2.      Pembelajaran matematika dalam Kurikulum 1984 lebih didominasi oleh pendekatan deduktif serta metode ekspositori, demonstrasi, dan pemberian tugas. Kegiatan pembelajaran lebih bersifat top-down, dilakukan melalui pemberian definisi, penjelasan konsep, pemberian contoh soal dan latihan. Sedangkan dalam PMR siswa ditempatkan sebagai bagian sentral dalam proses pembelajaran, dalam arti siswa dilibatkan serta aktif berpartisifasi dalam membangun pengetahuannya. Pendekatan seperti ini bercirikan paham konstruktivisme yang sesungguhnya mendorong siswa untuk membangun pengetahuan mereka dengan pendekatan bottom-up diawali dengan pemanfaatan pengalaman serta apa yang siswa ketahui.
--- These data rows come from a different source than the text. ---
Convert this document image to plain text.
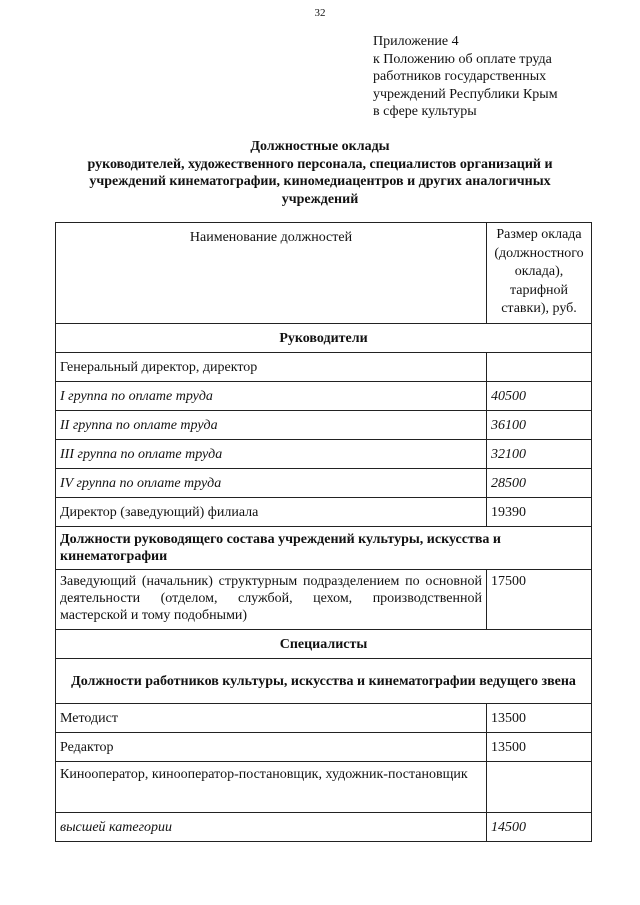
32
Приложение 4
к Положению об оплате труда
работников государственных
учреждений Республики Крым
в сфере культуры
Должностные оклады
руководителей, художественного персонала, специалистов организаций и
учреждений кинематографии, киномедиацентров и других аналогичных
учреждений
Наименование должностей	Размер оклада
(должностного
оклада),
тарифной
ставки), руб.

Руководители	
Генеральный директор, директор	
I группа по оплате труда	40500
II группа по оплате труда	36100
III группа по оплате труда	32100
IV группа по оплате труда	28500
Директор (заведующий) филиала	19390
Должности руководящего состава учреждений культуры, искусства и кинематографии	
Заведующий (начальник) структурным подразделением по основной деятельности (отделом, службой, цехом, производственной мастерской и тому подобными)	17500
Специалисты	
Должности работников культуры, искусства и кинематографии ведущего звена	
Методист	13500
Редактор	13500
Кинооператор, кинооператор-постановщик, художник-постановщик	
высшей категории	14500
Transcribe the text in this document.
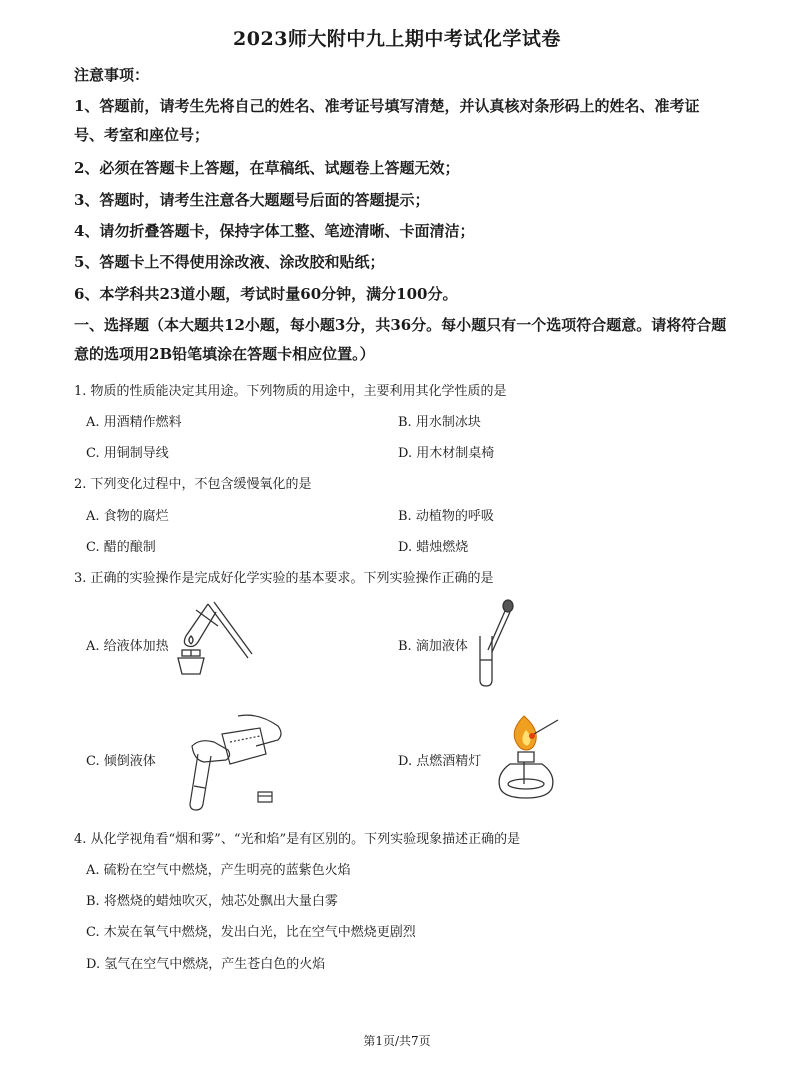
2023师大附中九上期中考试化学试卷
注意事项：
1、答题前，请考生先将自己的姓名、准考证号填写清楚，并认真核对条形码上的姓名、准考证号、考室和座位号；
2、必须在答题卡上答题，在草稿纸、试题卷上答题无效；
3、答题时，请考生注意各大题题号后面的答题提示；
4、请勿折叠答题卡，保持字体工整、笔迹清晰、卡面清洁；
5、答题卡上不得使用涂改液、涂改胶和贴纸；
6、本学科共23道小题，考试时量60分钟，满分100分。
一、选择题（本大题共12小题，每小题3分，共36分。每小题只有一个选项符合题意。请将符合题意的选项用2B铅笔填涂在答题卡相应位置。）
1. 物质的性质能决定其用途。下列物质的用途中，主要利用其化学性质的是
A. 用酒精作燃料	B. 用水制冰块
C. 用铜制导线	D. 用木材制桌椅
2. 下列变化过程中，不包含缓慢氧化的是
A. 食物的腐烂	B. 动植物的呼吸
C. 醋的酿制	D. 蜡烛燃烧
3. 正确的实验操作是完成好化学实验的基本要求。下列实验操作正确的是
A. 给液体加热	B. 滴加液体
C. 倾倒液体	D. 点燃酒精灯
4. 从化学视角看“烟和雾”、“光和焰”是有区别的。下列实验现象描述正确的是
A. 硫粉在空气中燃烧，产生明亮的蓝紫色火焰
B. 将燃烧的蜡烛吹灭，烛芯处飘出大量白雾
C. 木炭在氧气中燃烧，发出白光，比在空气中燃烧更剧烈
D. 氢气在空气中燃烧，产生苍白色的火焰
第1页/共7页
3.      Peranan guru dalam pendekatan top-down lebih sebagai pengajar untuk mentranfer matematika dalam bentuk formal. Sedangkan dalam pendekatan yang bersifat bottom-up peranan guru lebih sebagai fasilitator yang tidak 6 mendominasi keseluruhan proses pembelajaran, melainkan memantau serta memberi arahan kepada siswa untuk menemukan berbagai strategi penyelesaian terhadam masalah matematika yang diberikan, atau guru menuntun siswa mengkonstrusi pengetahuan mereka.
4.      Dalam Kurikulum Matematika 1984 masalah matematika atau lebih dikenal dengan soal cerita atau soal aplikasi biasanya diberikan setelah konsep matematika dipahami siswa. Sebaliknya, dalam PMR pemahaman dan pemaknaan matematika diharapkan dapat terjadi melalui penyajian masalah kontekstual pada awal kegiatan pembelajaran.
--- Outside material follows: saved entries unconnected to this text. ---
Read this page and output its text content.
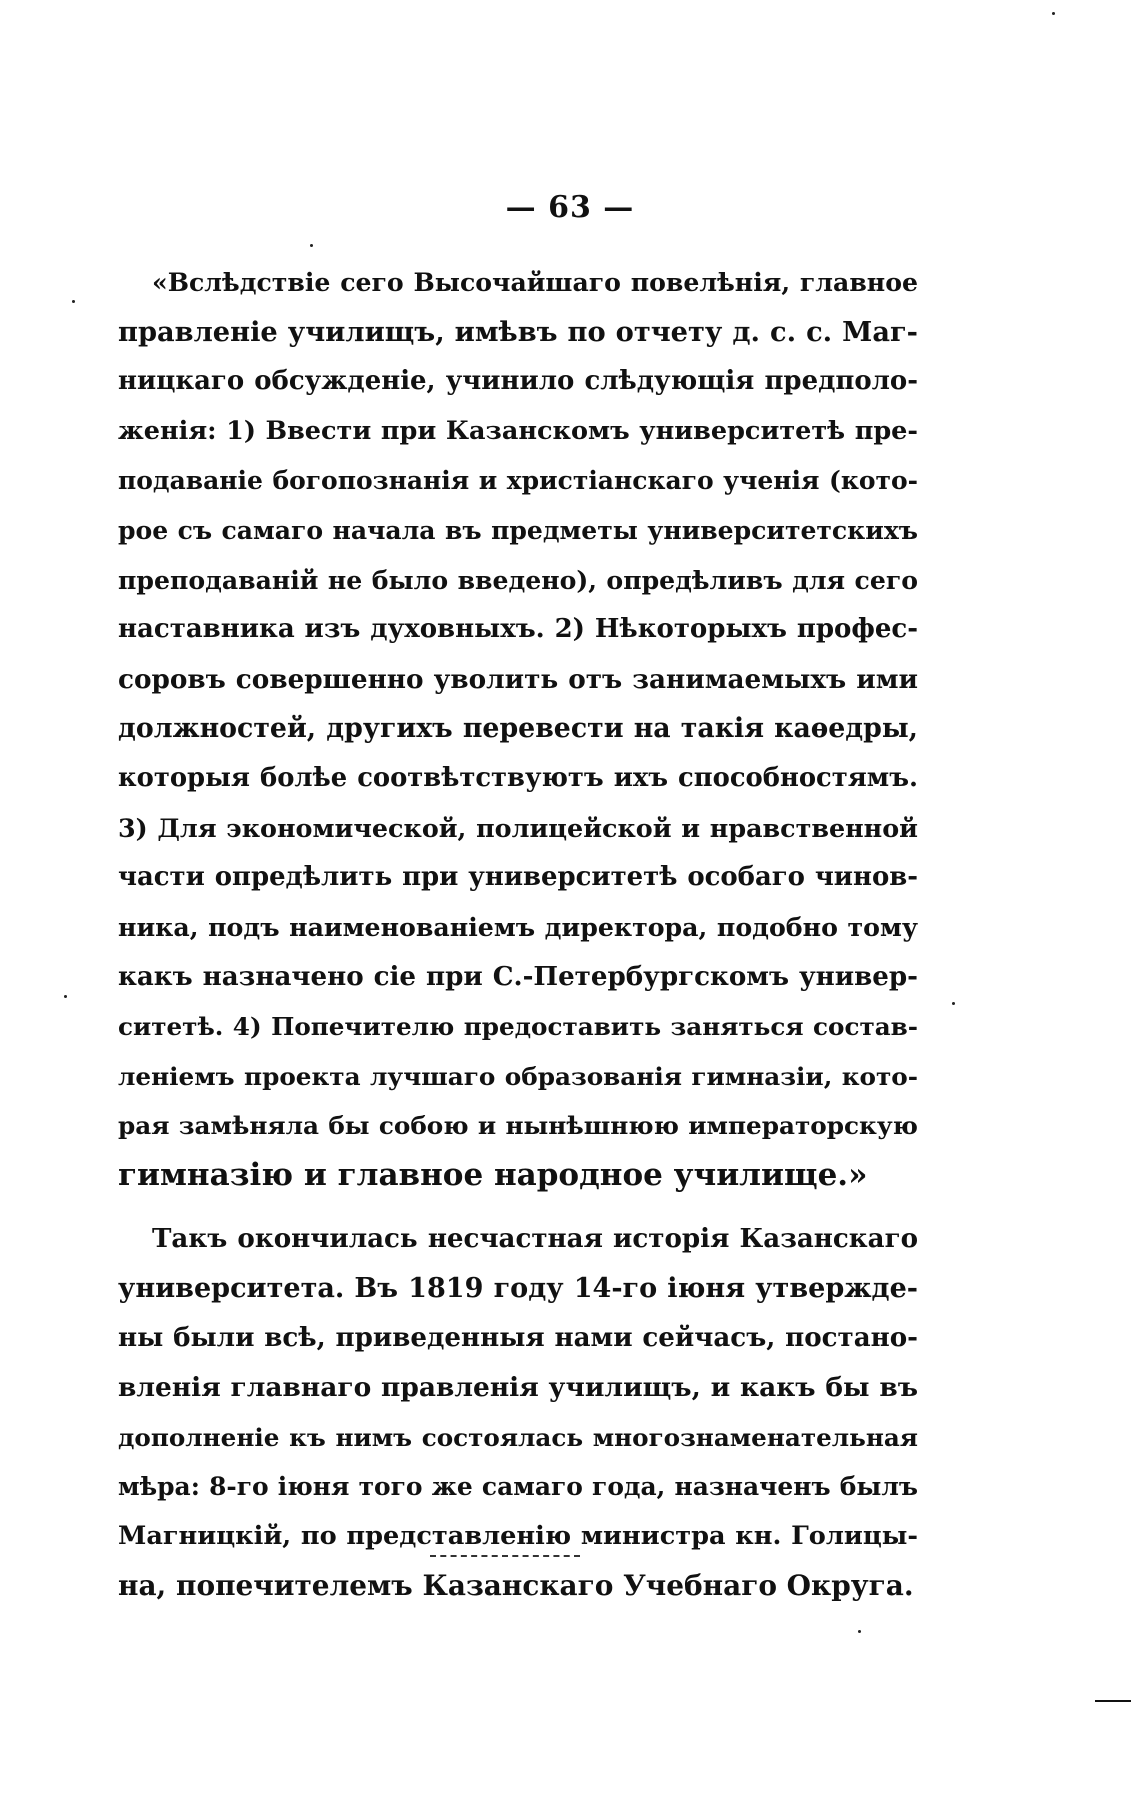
— 63 —
«Вслѣдствіе сего Высочайшаго повелѣнія, главное
правленіе училищъ, имѣвъ по отчету д. с. с. Маг-
ницкаго обсужденіе, учинило слѣдующія предполо-
женія: 1) Ввести при Казанскомъ университетѣ пре-
подаваніе богопознанія и христіанскаго ученія (кото-
рое съ самаго начала въ предметы университетскихъ
преподаваній не было введено), опредѣливъ для сего
наставника изъ духовныхъ. 2) Нѣкоторыхъ профес-
соровъ совершенно уволить отъ занимаемыхъ ими
должностей, другихъ перевести на такія каѳедры,
которыя болѣе соотвѣтствуютъ ихъ способностямъ.
3) Для экономической, полицейской и нравственной
части опредѣлить при университетѣ особаго чинов-
ника, подъ наименованіемъ директора, подобно тому
какъ назначено сіе при С.-Петербургскомъ универ-
ситетѣ. 4) Попечителю предоставить заняться состав-
леніемъ проекта лучшаго образованія гимназіи, кото-
рая замѣняла бы собою и нынѣшнюю императорскую
гимназію и главное народное училище.»
Такъ окончилась несчастная исторія Казанскаго
университета. Въ 1819 году 14-го іюня утвержде-
ны были всѣ, приведенныя нами сейчасъ, постано-
вленія главнаго правленія училищъ, и какъ бы въ
дополненіе къ нимъ состоялась многознаменательная
мѣра: 8-го іюня того же самаго года, назначенъ былъ
Магницкій, по представленію министра кн. Голицы-
на, попечителемъ Казанскаго Учебнаго Округа.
5.      Kurikulum Matematika 1984 dan PMR keduanya menekankan pada Cara Belajar Siswa Aktif (CBSA). Pembelajaran matematika dalam Kurikulum 1984 CBSAnya lebih pada aspek reinforcement, sedangkan dalam PMR CBSAnya lebih pada aspek reinvention.
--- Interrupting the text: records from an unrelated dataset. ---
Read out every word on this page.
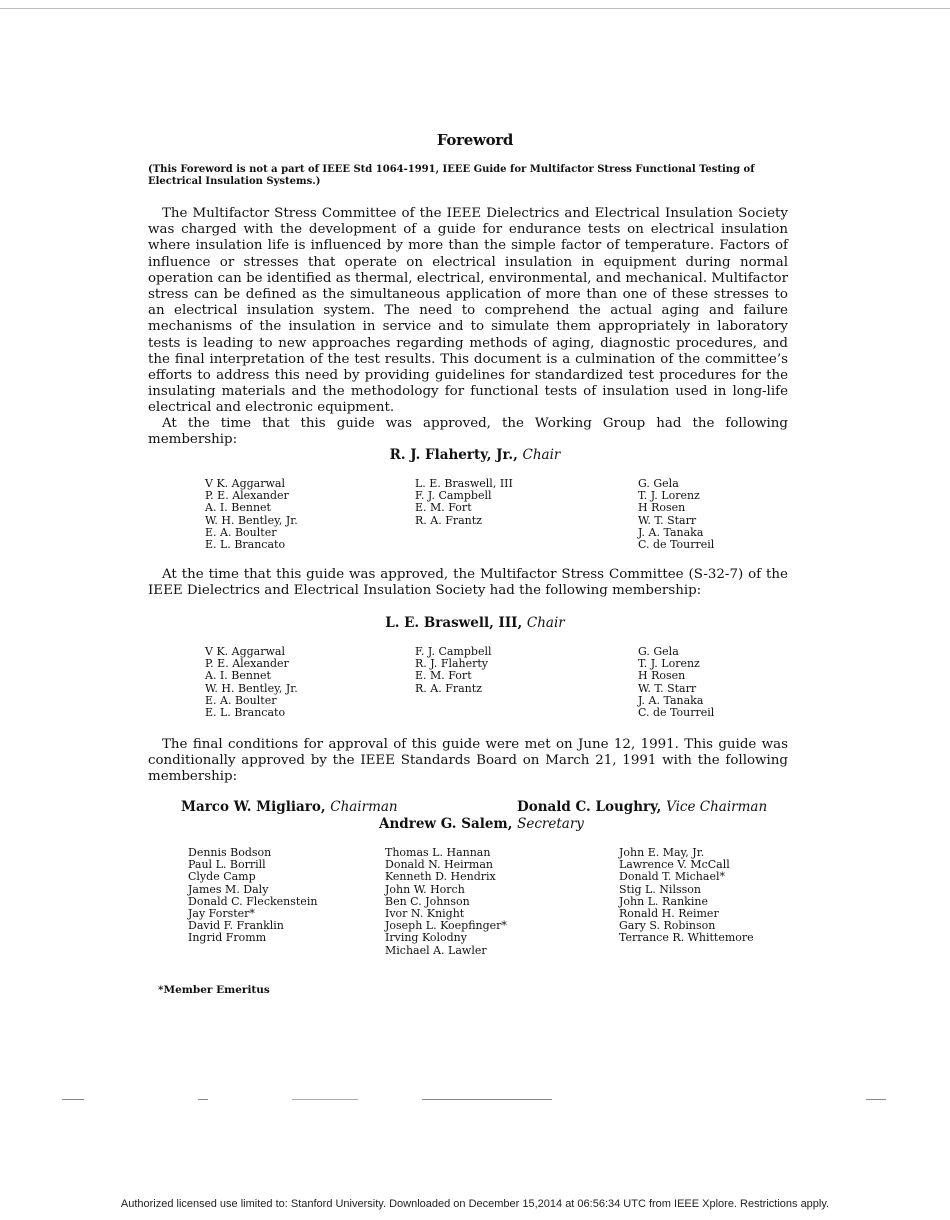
Foreword
(This Foreword is not a part of IEEE Std 1064-1991, IEEE Guide for Multifactor Stress Functional Testing of Electrical Insulation Systems.)
The Multifactor Stress Committee of the IEEE Dielectrics and Electrical Insulation Society was charged with the development of a guide for endurance tests on electrical insulation where insulation life is influenced by more than the simple factor of temperature. Factors of influence or stresses that operate on electrical insulation in equipment during normal operation can be identified as thermal, electrical, environmental, and mechanical. Multifactor stress can be defined as the simultaneous application of more than one of these stresses to an electrical insulation system. The need to comprehend the actual aging and failure mechanisms of the insulation in service and to simulate them appropriately in laboratory tests is leading to new approaches regarding methods of aging, diagnostic procedures, and the final interpretation of the test results. This document is a culmination of the committee’s efforts to address this need by providing guidelines for standardized test procedures for the insulating materials and the methodology for functional tests of insulation used in long-life electrical and electronic equipment.
At the time that this guide was approved, the Working Group had the following membership:
R. J. Flaherty, Jr., Chair
V K. Aggarwal
P. E. Alexander
A. I. Bennet
W. H. Bentley, Jr.
E. A. Boulter
E. L. Brancato
L. E. Braswell, III
F. J. Campbell
E. M. Fort
R. A. Frantz
G. Gela
T. J. Lorenz
H Rosen
W. T. Starr
J. A. Tanaka
C. de Tourreil
At the time that this guide was approved, the Multifactor Stress Committee (S-32-7) of the IEEE Dielectrics and Electrical Insulation Society had the following membership:
L. E. Braswell, III, Chair
V K. Aggarwal
P. E. Alexander
A. I. Bennet
W. H. Bentley, Jr.
E. A. Boulter
E. L. Brancato
F. J. Campbell
R. J. Flaherty
E. M. Fort
R. A. Frantz
G. Gela
T. J. Lorenz
H Rosen
W. T. Starr
J. A. Tanaka
C. de Tourreil
The final conditions for approval of this guide were met on June 12, 1991. This guide was conditionally approved by the IEEE Standards Board on March 21, 1991 with the following membership:
Marco W. Migliaro, Chairman	Donald C. Loughry, Vice Chairman
Andrew G. Salem, Secretary
Dennis Bodson
Paul L. Borrill
Clyde Camp
James M. Daly
Donald C. Fleckenstein
Jay Forster*
David F. Franklin
Ingrid Fromm
Thomas L. Hannan
Donald N. Heirman
Kenneth D. Hendrix
John W. Horch
Ben C. Johnson
Ivor N. Knight
Joseph L. Koepfinger*
Irving Kolodny
Michael A. Lawler
John E. May, Jr.
Lawrence V. McCall
Donald T. Michael*
Stig L. Nilsson
John L. Rankine
Ronald H. Reimer
Gary S. Robinson
Terrance R. Whittemore
*Member Emeritus
Authorized licensed use limited to: Stanford University. Downloaded on December 15,2014 at 06:56:34 UTC from IEEE Xplore. Restrictions apply.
6.      Kurikulum Matematika 1984 dan PMR keduanya menekankan pemahaman matematika, namun Kurikulum Matematika 1984 lebih berorientasi pada hasil belajar sedangkan dalam PMR lebih berorientasi pada proses belajar.
7.      Kurikulum Matematika 1984 memperhatikan keruntutan materi pelajaran namun belum memadukan antarkonsep (intertwining) matematika. PMR “kurang” memperhatikan urutan topik dalam kegiatan pembelajaran namun lebih mengutamakan pada intertwin konsep.
Khusus untuk mata pelajaran matematika di SD, materi matematikanya difokuskan kepada peningkatan keterampilan melakukan operasi hitung secara mencongak.
Pembelajaran matematika dalam Kurikulum 1984 lebih didominasi oleh pendekatan deduktif serta metode ekspositori, demonstrasi, dan pemberian tugas. Kegiatan pembelajaran lebih bersifat top-down, dilakukan melalui pemberian definisi, penjelasan konsep, pemberian contoh soal dan latihan.
Dalam Kurikulum Matematika 1984 masalah matematika atau lebih dikenal dengan soal cerita atau soal aplikasi biasanya diberikan setelah konsep matematika dipahami siswa.